C'est en train de changer.
Pour leur premier match à domicile des séries éliminatoires de 2012, l'équipe Cendrillon devait se débrouiller sans son capitaine. Il est sur le carreau, officiellement victime d'une commotion cérébrale.
Les Sénateurs sans Alfredsson n'ont pas réussi à gagner.
Même s'ils ont lancé à 39 reprises, ils n'ont jamais été capables de déjouer Henrik Lundqvist.
Brian Boyle a marqué au troisième tiers son troisième but des séries. Il a fait la différence dans une victoire de 1-0 des Rangers de New York.
Les Blueshirts ont repris le contrôle de cette série qu'ils mènent maintenant 2-1.
«J'ai tout aimé de ce match, sauf le résultat. Le match a été divertissant, nos fans ont été remarquables, notre équipe a très bien joué. Si on avait bénéficié d'un seul bond chanceux de la rondelle au moment opportun, on pourrait parler d'une victoire de 1-0 pour les Sénateurs», a déclaré un Paul MacLean malgré tout très fier pour lancer sa conférence de presse d'après-match.
Impossible pour l'instant de savoir combien de temps l'entraîneur-chef sera privé de son joueur le plus expérimenté.
Alfredsson voulait jouer, hier. Il a pris part à la séance de patinage matinale.
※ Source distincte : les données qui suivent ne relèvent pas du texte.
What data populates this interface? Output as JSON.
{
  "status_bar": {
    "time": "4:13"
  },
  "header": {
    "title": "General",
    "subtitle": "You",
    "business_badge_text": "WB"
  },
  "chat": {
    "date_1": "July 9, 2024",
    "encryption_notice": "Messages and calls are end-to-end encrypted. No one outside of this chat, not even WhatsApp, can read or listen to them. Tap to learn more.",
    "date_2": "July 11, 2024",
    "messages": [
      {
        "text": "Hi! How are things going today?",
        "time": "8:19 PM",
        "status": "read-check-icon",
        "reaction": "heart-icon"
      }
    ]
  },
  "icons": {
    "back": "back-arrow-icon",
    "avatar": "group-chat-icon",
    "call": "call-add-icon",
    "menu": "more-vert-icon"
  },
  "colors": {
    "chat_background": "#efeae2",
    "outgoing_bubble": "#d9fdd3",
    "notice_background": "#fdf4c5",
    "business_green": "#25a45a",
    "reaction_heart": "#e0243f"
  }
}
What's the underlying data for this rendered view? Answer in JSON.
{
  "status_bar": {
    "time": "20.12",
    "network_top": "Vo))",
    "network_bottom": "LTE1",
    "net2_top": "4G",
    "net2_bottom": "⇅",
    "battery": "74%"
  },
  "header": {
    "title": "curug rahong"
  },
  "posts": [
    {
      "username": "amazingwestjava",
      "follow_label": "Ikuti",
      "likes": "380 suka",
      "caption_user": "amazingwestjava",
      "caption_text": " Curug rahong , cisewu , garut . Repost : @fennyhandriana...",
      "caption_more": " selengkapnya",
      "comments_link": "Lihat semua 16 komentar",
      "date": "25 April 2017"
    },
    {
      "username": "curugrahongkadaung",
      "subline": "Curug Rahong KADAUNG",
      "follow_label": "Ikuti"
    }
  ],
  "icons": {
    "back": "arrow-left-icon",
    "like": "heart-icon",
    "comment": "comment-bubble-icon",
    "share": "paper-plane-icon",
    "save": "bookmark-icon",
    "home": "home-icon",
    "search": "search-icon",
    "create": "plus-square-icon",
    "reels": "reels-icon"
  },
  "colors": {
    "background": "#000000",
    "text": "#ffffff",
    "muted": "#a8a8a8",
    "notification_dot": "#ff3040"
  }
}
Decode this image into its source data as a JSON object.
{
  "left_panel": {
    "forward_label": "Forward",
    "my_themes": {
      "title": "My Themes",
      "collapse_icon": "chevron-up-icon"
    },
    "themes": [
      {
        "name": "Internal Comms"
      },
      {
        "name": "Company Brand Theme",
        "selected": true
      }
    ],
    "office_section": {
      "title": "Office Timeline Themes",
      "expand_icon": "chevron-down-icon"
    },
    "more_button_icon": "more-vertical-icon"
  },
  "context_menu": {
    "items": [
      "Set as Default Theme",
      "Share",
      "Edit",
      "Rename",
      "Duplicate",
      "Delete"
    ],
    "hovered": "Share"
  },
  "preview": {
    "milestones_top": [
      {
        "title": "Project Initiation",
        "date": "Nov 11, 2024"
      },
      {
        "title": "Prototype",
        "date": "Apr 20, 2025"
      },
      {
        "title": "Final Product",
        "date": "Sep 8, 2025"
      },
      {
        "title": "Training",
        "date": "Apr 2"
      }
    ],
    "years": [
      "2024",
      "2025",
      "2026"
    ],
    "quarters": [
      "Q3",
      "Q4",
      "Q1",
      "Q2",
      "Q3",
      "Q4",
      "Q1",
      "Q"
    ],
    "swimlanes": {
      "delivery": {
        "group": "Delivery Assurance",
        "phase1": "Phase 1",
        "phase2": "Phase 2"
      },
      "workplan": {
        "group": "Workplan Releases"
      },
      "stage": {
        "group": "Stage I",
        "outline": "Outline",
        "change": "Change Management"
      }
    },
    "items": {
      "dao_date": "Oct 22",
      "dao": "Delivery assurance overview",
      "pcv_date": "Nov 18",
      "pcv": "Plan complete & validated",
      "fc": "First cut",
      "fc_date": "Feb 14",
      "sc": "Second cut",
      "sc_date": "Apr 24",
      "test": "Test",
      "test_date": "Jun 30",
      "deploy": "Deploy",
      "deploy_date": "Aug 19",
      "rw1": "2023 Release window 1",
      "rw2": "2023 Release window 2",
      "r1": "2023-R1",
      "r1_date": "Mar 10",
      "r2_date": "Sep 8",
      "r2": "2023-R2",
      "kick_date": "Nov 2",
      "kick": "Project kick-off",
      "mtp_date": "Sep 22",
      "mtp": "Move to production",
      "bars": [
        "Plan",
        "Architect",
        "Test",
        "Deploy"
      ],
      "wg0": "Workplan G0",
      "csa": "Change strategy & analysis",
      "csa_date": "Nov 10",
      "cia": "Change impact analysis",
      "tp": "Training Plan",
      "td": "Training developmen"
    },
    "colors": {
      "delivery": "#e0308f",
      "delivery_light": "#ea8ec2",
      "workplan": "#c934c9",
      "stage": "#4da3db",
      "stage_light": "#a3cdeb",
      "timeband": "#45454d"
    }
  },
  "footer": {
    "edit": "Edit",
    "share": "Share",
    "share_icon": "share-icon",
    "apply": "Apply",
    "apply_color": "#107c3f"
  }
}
En fin de journée, il s'est rendu à l'évidence. S'il s'était frotté aux gros Blueshirts, il aurait pu aggraver son cas. Les 20 000 fans qui s'étaient déplacés pour assister au premier match éliminatoire à la Kanata depuis le 24 avril 2010 n'ont quand même pas été trop déçus.
Les joueurs avertis
Le troisième match de la série Ottawa-New York n'a pas été aussi robuste que le deuxième. De toute façon, les joueurs des deux équipes avaient été avertis en début de journée. Les officiels avaient l'intention de punir tous les joueurs qui s'échangeaient des coups de poing ou de bâton après leurs coups de sifflets.
On a donc eu droit à du jeu ouvert. Très rapide. Et à un superbe duel de gardiens.